# Integral Help

• Apr 3rd 2010, 01:27 PM
Simon777
Integral Help
• Apr 3rd 2010, 02:17 PM
Krizalid
by first making the substitution $t=\sqrt{3x-4}.$
• Apr 3rd 2010, 02:28 PM
Simon777
Quote:

Originally Posted by Krizalid
by first making the substitution $t=\sqrt{3x-4}.$

That helped, but I'm still having trouble. What's after the substitution?
• Apr 3rd 2010, 02:32 PM
Krizalid
note that $dt=\frac{3}{2\sqrt{3x-4}}\,dx,$ and $x=\frac{t^2+4}3,$ can you take it from there now?
• Apr 3rd 2010, 02:56 PM
Simon777
Quote:

Originally Posted by Krizalid
note that $dt=\frac{3}{2\sqrt{3x-4}}\,dx,$ and $x=\frac{t^2+4}3,$ can you take it from there now?

That got me further along in the problem, but I'm at 3/4 times the integral of cot which I know can't give me the answer to the problem. I've been on this problem for 2 hours and its very frustrating to keep hitting these dead ends.
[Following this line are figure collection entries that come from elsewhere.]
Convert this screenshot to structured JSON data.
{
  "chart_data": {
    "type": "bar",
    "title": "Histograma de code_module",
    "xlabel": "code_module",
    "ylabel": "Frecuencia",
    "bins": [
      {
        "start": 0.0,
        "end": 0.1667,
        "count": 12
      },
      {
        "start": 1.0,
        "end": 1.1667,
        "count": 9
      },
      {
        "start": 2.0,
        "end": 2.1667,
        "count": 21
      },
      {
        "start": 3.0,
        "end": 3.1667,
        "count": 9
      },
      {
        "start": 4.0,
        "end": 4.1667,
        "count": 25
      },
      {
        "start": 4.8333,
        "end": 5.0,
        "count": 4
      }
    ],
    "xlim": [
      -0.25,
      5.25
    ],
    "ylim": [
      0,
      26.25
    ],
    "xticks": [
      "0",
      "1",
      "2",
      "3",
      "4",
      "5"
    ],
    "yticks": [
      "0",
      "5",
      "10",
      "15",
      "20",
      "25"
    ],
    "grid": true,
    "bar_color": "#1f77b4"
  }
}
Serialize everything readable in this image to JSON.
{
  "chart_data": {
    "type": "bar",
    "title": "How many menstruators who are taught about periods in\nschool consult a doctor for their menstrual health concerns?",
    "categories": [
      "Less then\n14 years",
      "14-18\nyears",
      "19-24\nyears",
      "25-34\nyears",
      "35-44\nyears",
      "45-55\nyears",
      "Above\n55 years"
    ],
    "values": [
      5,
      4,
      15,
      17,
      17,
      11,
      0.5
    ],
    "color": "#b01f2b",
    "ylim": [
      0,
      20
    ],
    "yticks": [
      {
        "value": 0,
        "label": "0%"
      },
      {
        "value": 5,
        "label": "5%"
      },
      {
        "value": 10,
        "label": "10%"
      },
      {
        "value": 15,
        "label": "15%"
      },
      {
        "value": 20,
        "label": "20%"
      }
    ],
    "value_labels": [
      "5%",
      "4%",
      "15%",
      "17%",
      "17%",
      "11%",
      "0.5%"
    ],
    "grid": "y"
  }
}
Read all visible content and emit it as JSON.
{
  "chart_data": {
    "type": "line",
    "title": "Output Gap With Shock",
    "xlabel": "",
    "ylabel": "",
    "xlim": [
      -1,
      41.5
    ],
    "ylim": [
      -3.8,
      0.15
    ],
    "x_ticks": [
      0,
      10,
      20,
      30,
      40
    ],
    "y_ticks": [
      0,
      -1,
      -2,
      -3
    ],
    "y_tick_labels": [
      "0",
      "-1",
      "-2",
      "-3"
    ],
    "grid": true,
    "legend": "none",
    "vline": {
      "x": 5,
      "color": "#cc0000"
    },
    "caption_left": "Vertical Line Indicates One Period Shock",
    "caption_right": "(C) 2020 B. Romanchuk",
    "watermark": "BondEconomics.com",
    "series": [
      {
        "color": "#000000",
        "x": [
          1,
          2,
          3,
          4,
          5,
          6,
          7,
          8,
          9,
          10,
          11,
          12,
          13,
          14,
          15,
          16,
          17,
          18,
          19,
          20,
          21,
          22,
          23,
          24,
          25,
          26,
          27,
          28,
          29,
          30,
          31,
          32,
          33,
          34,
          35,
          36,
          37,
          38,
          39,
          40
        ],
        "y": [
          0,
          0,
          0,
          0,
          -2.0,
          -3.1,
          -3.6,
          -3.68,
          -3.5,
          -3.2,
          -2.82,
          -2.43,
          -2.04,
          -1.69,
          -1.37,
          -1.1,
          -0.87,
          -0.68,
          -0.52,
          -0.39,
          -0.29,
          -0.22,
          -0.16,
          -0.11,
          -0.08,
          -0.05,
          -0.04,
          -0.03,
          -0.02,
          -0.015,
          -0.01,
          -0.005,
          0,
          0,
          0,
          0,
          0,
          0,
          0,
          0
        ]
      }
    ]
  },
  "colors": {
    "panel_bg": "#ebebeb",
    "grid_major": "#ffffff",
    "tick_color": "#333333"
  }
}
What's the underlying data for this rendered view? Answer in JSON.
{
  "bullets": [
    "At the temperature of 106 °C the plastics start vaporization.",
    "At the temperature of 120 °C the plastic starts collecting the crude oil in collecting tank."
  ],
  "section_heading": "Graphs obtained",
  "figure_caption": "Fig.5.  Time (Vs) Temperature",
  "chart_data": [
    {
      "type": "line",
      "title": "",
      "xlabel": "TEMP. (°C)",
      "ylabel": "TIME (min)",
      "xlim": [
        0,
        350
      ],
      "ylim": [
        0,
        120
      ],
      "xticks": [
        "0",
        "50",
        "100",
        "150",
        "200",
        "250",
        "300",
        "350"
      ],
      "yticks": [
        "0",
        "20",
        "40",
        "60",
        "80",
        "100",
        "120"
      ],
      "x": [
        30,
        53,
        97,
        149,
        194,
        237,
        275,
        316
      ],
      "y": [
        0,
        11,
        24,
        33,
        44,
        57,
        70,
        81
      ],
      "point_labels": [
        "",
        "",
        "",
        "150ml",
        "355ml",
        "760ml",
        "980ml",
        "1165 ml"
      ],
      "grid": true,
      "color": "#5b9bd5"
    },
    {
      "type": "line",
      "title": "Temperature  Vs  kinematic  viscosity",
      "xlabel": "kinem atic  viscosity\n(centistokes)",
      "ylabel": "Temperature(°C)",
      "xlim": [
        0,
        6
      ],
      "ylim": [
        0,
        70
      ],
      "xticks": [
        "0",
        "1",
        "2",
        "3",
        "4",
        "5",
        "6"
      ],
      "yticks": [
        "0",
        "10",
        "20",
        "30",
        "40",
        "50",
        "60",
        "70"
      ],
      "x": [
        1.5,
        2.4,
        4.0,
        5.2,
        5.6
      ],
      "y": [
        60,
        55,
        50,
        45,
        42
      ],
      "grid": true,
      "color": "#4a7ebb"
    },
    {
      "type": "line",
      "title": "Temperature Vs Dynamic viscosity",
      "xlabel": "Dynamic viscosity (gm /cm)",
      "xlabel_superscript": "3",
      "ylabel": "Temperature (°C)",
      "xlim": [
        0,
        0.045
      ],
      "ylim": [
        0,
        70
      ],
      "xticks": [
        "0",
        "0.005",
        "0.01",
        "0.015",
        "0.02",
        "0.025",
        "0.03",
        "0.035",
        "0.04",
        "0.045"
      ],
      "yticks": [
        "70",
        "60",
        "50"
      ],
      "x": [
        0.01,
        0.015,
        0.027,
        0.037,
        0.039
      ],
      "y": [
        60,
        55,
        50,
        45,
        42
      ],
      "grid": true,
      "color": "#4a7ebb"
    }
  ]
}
I hate to ask for anymore help from you, but would you mind working it out a bit further?
• Apr 3rd 2010, 03:16 PM
Krizalid
$\int{\frac{dx}{x\sqrt{3x-4}}},$ put $t=\sqrt{3x-4}$ then $\frac{2}{3}\,dt=\frac{dx}{\sqrt{3x-4}},$ so $\int{\frac{dx}{x\sqrt{3x-4}}}=2\int{\frac{dt}{t^{2}+4}\,dt}=\arctan \left( \frac{t}{2} \right)+k.$
• Apr 3rd 2010, 03:34 PM
Simon777
Quote:

Originally Posted by Krizalid
$\int{\frac{dx}{x\sqrt{3x-4}}},$ put $t=\sqrt{3x-4}$ then $\frac{2}{3}\,dt=\frac{dx}{\sqrt{3x-4}},$ so $\int{\frac{dx}{x\sqrt{3x-4}}}=2\int{\frac{dt}{t^{2}+4}\,dt}=\arctan \left( \frac{t}{2} \right)+k.$

Thank you, I just made this a lot harder than it actually was.